「なあ、蓮見(はすみ)って男友達としたことある?」

 放課後、クラスの友人ユミの部屋。手にはゲームのコントローラー。机の上にはポテトチップスとチョコと炭酸飲料。
 俺たちのいつもの日常、いつもの空間。そして、いつもと同じ、言葉足らずな問いかけ。

 だけど男子高校生なんてみんなそんなもん。俺たちには主語や目的語は重要じゃない。
 文法なんてものは、受験の時にテスト用紙に全部置いてきた。
 5W1H? いちいち考えながら喋らない。だから、わかんなかったら聞くだけ。

「なにを?」

 ゲーム対戦なら今してる。
 ホントのタイマン? それはもう不良漫画の中だけ。
 勉強……はまあ、それなりにやってるかな。

 あとは……。
 
 俺が「したことがあること」というと、改めて聞かれるとパッと答えられない。予想されうる答えを探したものの、俺の脳内キャパシティから出たのはそれくらいで、ゲームのコントローラーを忙しく操作しながらユミの言葉を待った。

 すると、衝撃の疑問文が発せられた。

「蓮見は男友達とキス、したこと、ある?」
「…………は?」   

 おそるおそるユミの顔を見る。手に持っていたコントローラーは、ガコンッと音を立ててフローリングに落ちた。

「あ、おい、やんないの? 俺勝っちゃうけど。……ょしっ! ウィン!」

 俺の驚愕をよそに、ユミはいつもの勝ち気な表情でゲームをクリアして、リモコンを置いて俺を見る。

「……うわ、蓮見、ブサッ。口開いて馬鹿面してんじゃん。

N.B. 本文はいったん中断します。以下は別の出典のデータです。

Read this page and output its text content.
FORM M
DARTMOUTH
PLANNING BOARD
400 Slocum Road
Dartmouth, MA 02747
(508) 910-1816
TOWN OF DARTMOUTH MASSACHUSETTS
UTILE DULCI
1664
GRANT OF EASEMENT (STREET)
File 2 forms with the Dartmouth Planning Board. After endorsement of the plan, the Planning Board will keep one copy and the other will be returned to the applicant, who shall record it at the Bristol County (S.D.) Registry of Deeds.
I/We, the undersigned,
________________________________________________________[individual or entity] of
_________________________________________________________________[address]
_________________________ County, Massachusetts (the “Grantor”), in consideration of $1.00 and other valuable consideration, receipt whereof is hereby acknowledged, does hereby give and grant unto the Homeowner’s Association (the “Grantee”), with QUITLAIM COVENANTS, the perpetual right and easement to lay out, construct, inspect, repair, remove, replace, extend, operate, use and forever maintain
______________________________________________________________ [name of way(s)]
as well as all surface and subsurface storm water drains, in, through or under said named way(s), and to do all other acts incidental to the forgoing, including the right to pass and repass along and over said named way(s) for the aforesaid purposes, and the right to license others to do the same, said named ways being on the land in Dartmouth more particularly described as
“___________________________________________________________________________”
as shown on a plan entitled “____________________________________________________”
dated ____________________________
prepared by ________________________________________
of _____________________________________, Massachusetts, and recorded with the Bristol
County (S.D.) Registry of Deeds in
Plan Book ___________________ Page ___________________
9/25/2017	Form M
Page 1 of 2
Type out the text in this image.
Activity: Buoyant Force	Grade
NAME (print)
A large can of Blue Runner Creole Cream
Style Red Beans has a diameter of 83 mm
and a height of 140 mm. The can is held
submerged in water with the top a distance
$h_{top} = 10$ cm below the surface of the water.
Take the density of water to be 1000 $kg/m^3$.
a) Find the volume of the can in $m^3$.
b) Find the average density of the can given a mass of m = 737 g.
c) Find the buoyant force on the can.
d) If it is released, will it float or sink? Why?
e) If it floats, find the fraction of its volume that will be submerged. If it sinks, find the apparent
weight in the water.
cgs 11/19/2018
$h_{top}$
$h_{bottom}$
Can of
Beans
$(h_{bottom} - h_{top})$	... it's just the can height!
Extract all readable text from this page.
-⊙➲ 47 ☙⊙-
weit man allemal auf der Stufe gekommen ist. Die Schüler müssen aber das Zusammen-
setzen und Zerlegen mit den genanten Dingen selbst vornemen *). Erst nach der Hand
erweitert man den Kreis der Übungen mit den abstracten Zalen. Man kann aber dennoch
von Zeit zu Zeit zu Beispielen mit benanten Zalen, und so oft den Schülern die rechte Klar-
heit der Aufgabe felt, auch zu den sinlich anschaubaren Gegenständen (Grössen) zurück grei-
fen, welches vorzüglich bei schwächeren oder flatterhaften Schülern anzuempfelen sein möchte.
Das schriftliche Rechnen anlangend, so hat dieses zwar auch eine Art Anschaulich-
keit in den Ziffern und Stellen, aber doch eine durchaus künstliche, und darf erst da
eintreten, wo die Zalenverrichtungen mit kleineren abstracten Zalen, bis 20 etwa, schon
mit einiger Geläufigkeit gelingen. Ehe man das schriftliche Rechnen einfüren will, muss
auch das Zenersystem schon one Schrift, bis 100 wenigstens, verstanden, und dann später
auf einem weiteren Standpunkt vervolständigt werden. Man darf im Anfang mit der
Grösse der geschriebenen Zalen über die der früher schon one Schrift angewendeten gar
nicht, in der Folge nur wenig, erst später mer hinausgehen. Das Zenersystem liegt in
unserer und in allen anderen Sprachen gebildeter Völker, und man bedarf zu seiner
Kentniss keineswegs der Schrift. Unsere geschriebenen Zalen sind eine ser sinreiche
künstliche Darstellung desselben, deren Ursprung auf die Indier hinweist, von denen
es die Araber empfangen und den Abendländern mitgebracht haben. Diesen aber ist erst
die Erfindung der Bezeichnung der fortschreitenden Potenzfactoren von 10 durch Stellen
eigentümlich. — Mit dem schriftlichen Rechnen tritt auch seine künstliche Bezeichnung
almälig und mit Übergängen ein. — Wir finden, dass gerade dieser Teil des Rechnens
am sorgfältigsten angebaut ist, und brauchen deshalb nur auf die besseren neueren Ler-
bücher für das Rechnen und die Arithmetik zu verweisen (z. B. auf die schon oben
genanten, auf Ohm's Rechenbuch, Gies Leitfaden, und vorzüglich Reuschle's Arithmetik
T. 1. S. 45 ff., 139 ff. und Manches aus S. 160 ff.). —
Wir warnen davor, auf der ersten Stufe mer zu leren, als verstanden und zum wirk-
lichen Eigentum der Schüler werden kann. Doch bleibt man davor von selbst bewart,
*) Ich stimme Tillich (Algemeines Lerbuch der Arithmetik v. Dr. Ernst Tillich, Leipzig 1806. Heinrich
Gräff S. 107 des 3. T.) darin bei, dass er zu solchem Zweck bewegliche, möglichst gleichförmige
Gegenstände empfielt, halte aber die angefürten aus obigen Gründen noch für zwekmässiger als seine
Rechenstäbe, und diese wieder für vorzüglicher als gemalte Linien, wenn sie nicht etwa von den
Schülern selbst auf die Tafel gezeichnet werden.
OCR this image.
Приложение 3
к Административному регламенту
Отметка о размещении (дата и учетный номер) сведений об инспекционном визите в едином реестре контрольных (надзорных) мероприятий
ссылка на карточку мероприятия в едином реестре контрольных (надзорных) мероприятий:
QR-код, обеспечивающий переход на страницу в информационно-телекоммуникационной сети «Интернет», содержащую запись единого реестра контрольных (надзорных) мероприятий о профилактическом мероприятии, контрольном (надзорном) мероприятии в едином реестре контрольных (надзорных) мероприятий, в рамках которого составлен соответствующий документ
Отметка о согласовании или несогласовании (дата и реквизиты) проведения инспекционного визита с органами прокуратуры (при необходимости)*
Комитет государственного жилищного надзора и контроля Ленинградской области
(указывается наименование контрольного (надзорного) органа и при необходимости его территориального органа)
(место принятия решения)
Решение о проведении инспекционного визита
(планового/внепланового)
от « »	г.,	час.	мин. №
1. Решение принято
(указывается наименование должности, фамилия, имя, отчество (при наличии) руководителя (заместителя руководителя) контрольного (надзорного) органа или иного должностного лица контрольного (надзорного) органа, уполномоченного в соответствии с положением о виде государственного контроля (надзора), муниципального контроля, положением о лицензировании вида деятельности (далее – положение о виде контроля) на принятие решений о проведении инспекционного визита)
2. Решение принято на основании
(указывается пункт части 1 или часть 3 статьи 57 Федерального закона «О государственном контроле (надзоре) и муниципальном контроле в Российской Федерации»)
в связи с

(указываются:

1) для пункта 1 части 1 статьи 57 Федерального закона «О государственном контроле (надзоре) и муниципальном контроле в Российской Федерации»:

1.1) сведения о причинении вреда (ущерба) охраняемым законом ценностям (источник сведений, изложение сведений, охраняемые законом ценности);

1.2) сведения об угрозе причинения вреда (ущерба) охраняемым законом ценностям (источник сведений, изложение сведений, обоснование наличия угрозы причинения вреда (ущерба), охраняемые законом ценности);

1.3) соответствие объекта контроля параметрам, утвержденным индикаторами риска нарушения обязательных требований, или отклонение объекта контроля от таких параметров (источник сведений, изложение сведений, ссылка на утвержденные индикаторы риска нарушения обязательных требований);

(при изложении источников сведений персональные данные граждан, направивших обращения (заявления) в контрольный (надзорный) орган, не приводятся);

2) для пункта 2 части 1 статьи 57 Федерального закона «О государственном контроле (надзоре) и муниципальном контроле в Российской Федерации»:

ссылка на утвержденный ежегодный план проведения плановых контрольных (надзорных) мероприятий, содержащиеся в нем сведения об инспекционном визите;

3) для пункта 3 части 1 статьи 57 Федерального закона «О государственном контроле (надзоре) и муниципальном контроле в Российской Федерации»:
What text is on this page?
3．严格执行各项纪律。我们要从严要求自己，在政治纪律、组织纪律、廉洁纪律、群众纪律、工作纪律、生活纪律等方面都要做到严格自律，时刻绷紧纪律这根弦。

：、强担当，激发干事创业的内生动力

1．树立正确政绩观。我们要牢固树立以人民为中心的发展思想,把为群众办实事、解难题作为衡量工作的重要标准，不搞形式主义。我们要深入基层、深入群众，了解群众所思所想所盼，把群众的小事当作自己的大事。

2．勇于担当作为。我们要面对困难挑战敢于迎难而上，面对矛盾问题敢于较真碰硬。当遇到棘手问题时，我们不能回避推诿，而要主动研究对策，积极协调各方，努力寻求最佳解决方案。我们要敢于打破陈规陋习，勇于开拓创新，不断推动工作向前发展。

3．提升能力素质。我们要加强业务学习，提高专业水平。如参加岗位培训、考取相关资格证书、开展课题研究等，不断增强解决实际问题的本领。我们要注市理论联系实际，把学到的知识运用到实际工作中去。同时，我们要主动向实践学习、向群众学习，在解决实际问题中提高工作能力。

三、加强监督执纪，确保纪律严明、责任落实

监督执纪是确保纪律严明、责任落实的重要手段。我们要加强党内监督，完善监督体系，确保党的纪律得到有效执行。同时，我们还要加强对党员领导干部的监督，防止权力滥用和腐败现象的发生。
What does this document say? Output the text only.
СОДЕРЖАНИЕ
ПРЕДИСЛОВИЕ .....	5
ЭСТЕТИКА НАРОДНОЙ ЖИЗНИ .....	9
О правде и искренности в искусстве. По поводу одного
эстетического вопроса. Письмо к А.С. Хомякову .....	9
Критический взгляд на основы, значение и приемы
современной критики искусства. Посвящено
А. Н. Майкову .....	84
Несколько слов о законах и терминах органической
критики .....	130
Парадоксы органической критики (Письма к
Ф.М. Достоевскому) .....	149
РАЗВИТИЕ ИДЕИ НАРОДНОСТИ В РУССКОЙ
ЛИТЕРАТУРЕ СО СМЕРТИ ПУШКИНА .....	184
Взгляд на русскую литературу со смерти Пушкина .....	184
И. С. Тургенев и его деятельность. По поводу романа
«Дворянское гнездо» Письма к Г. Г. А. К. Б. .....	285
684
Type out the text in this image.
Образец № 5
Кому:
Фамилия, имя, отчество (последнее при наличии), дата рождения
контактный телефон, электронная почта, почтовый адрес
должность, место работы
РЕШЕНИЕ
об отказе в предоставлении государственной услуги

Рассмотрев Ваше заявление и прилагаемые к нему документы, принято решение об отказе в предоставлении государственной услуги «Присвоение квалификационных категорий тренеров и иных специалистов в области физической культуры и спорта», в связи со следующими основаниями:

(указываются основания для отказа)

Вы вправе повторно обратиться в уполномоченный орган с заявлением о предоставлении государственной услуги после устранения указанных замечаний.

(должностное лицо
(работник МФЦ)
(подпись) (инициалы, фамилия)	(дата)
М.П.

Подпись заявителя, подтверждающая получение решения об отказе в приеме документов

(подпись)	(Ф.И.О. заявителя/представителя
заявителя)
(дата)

どうしたんだよ」
「どうしたもこうしたもない! ユミ、今、自分がなんて言ったかわかってるか?」

 ユミは形が整った眉を軽く寄せてから、思い出したように言った。

「ああ、キス?」
「ああ、キス?」 

 ユミのあっけらかんとした表情、軽い言い方を真似てみる。

「じゃねーよ!」

 それから、お笑い芸人みたいな突っ込みをしてしまう俺。 

「ユミ、頭大丈夫か? 寝ぼけてんのかよ」

 俺はユミの肩に両手を置いて、緩く揺すった。

 ユミこと、堀内弓人(ほりうちゆみと)は、高校に入って一番最初にできた友達だ。

 俺たちが通う大学附属校は、小中高まで男子だけのエスカレーター式で、小学校からの「上がり」が特権意識みたいなのを持っている。
 たから高校から入学した数少ない俺たち「新顔」は「上がり」に距離を置かれがちなのだけれど、ユミは「上がり」で既に大勢の友達がいるのに、入学式後の移動のときに、俺に気さくに話しかけてくれた。